Несколько минут лежал не шевелясь, ожидая, когда отступят боль и тошнота. Затем выполз на бруствер, медленно окинул взглядом вчерашнее поле боя, и память возвратила события последних двух дней.
...В час ночи пулеметную роту, в которой служил Гунько, подняли по тревоге. Часа в три утра над Гродно, надсадно гудя, пролетели самолеты.
Бойцы третьей пулеметной роты с тревогой смотрели в темное небо, гадали:
- Наши или чужие?
- Сохранять спокойствие, товарищи бойцы,- говорил политрук Зайцев,- это учебные
полеты...
- А почему они летят с той стороны? - не унимались солдаты.- Там же немцы?
- Мало ли что? Командиры знают.
Но вот грянули первые залпы с левого берега Немана, снаряды начали рваться в расположении укрепрайона.
- Это война, ребята...- услышали они жестокую правду.
Ударили наши орудия, заговорили пулеметы. Николай видел, как снаряды наших пушек разрывали то и дело понтонные мосты, ползущие ужами через Неман.
- Быстро-то как наводят,- проговорил второй номер, высокий, чернявый Лешка Потрахин.
- Сейчас мы им наведем брови...- процедил Николай сквозь зубы, прильнув к прицелу "максима". По команде "огонь по пехоте" пулемет резанул выбегавших на берег немецких автоматчиков.
И все-таки под давлением превосходящих сил противника полку пришлось отступить. Вечером он организованно оставил Гродно и спешно окопался. В десять часов вечера по ротам объявили, что отбираются добровольцы в разведку.
- Третья рота, есть смельчаки? - раздался знакомый голос комиссара полка Лепехи
на.- Желательно из старослужащих.
Николай в расчете был самым "старым". Он видел, как измотались за день его пулеметчики, и потому вызвался без раздумий.
- Главное - "языка" взять,- инструктировал одиннадцать вызвавшихся бойцов заместитель начальника штаба полка по разведке капитан Агальцов,- нам нужно знать намерения немцев.
- А какой язык нужен - телячий? - сострил Гунько и спохватился. Бойцы прыснули.
Начальник разведки нахмурился:
- Сейчас не место для шуток, ефрейтор. Не то своего языка лишишься.

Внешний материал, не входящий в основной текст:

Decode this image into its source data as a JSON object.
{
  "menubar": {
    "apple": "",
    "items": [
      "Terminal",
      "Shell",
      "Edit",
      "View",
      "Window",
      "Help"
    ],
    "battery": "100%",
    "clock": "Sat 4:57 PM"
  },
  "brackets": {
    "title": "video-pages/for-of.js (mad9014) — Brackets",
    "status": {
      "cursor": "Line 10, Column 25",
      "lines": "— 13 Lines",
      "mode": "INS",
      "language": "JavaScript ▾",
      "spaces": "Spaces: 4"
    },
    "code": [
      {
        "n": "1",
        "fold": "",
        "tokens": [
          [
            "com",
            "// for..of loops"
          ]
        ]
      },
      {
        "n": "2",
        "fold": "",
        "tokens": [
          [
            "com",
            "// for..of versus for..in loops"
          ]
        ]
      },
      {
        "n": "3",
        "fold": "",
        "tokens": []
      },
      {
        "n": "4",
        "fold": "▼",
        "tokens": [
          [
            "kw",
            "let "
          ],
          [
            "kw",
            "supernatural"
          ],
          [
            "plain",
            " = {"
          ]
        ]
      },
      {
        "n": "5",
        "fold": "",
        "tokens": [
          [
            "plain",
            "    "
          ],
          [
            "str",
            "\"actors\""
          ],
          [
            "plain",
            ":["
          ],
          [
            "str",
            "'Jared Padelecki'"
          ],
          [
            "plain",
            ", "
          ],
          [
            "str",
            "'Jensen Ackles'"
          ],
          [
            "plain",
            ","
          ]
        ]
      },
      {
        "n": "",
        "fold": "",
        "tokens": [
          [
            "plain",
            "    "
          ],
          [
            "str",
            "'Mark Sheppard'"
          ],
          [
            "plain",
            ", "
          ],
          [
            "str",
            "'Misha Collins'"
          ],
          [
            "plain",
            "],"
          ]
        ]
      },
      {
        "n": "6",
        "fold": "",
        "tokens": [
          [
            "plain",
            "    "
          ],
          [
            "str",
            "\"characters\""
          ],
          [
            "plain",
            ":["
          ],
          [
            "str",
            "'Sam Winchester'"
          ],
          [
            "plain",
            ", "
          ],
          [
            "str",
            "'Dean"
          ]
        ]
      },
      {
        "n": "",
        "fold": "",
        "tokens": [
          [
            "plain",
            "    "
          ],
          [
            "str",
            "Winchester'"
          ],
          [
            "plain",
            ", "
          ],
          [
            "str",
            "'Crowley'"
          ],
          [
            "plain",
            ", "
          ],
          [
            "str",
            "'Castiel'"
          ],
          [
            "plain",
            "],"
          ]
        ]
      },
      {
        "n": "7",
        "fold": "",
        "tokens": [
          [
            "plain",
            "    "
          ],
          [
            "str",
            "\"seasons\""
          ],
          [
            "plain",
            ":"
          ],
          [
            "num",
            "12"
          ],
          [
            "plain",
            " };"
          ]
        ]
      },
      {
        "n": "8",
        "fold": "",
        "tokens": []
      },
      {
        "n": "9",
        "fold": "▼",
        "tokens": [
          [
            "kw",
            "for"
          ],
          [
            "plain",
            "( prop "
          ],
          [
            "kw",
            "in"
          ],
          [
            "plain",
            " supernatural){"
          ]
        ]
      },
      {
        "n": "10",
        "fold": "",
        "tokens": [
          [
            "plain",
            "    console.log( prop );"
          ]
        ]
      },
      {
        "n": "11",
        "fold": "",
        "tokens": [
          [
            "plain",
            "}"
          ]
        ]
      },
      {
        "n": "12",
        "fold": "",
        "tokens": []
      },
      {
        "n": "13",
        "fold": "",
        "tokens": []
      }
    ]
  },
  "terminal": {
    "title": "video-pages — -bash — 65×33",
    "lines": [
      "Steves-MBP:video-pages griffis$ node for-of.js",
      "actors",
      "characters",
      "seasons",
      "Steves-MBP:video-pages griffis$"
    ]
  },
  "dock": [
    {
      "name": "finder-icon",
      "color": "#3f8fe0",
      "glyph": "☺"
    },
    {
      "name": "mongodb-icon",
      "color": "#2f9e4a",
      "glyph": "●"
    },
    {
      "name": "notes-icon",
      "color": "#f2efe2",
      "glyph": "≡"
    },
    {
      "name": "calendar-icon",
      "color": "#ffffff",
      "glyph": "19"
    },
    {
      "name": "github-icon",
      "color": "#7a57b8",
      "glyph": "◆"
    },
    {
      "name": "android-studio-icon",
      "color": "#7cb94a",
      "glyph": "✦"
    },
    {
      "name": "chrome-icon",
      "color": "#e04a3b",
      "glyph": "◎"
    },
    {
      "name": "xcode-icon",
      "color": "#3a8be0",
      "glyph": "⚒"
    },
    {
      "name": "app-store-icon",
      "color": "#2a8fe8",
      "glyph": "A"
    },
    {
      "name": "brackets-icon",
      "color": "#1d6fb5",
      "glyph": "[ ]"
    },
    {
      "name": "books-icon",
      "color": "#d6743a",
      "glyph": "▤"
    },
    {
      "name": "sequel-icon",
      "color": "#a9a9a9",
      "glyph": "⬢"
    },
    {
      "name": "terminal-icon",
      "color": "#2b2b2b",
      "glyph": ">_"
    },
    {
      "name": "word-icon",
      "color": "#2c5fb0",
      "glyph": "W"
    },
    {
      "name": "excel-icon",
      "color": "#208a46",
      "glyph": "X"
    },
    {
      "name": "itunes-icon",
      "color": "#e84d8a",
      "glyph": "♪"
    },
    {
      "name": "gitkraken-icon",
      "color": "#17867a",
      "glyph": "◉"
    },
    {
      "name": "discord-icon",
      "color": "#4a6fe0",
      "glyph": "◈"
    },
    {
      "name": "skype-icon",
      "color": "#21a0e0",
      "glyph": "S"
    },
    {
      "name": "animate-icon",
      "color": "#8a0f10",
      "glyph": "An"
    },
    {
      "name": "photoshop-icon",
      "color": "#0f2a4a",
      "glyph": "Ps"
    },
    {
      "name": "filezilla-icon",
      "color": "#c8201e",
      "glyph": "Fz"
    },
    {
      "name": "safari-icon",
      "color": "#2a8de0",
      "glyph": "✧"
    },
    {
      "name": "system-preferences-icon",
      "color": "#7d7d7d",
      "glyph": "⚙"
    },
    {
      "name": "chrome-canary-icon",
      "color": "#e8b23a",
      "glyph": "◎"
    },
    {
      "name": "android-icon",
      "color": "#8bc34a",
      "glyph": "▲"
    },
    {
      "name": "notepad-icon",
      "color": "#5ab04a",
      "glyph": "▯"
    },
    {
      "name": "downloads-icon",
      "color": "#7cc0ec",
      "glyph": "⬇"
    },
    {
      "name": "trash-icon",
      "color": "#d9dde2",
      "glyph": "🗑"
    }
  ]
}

- Виноват, товарищ капитан.
Капитан неожиданно улыбнулся:
- Старшим пойдешь, Гунько. Гляди в оба. Язык свой положи в карман, а чтоб к утру и твоя голова осталась целой, и пленный был в штабе. Получите автоматы, пистолеты и финки.
...К окраине Гродно подошли в глубокую полночь. Залегли в мелколесье. Из города доносился рокот моторов, небо озарялось всполохами пожаров, светом фар.
- Смотри, смотри,-толкнул Николая Иван Черницын,- вроде что-то мелькает.
Впереди справа вновь вспыхнул на секунду огонек.
Он мысленно засек направление. Видимо, немецкое сторожевое охранение. Если это так, то сколько в нем солдат? Какое расстояние от одного поста до другого? Решили две группы выдвинуть на фланги: одну послать в обход с тыла, а другую оставить на месте. Николай, шепотом сообщив, что Иван Черницын и Семен Шевырев будут вместе с ним в группе захвата, решительно пополз вперед. Оба красноармейца за ним. Вскоре, по его команде, бойцы затаились. За гулкими ударами сердца трудно было расслышать слабые звуки ночи. Но вот из немецкой ячейки до Гунько доносится похрапывание. Он толкает локтем лежащего рядом Черницына, тот понимающе кивает.
Николай приподнимается на руках. Прыжок, и он, свалившись в ячейку метровой глубины, в какое-то мгновение нащупывает и сжимает левой рукой горло врага, а правой бьет его в подбородок. И сразу же навалился на немца Черницын. Слышится короткое бессвязное бормотание немецкого солдата, и вот уже Шевырев тянет "языка" под мышки наверх.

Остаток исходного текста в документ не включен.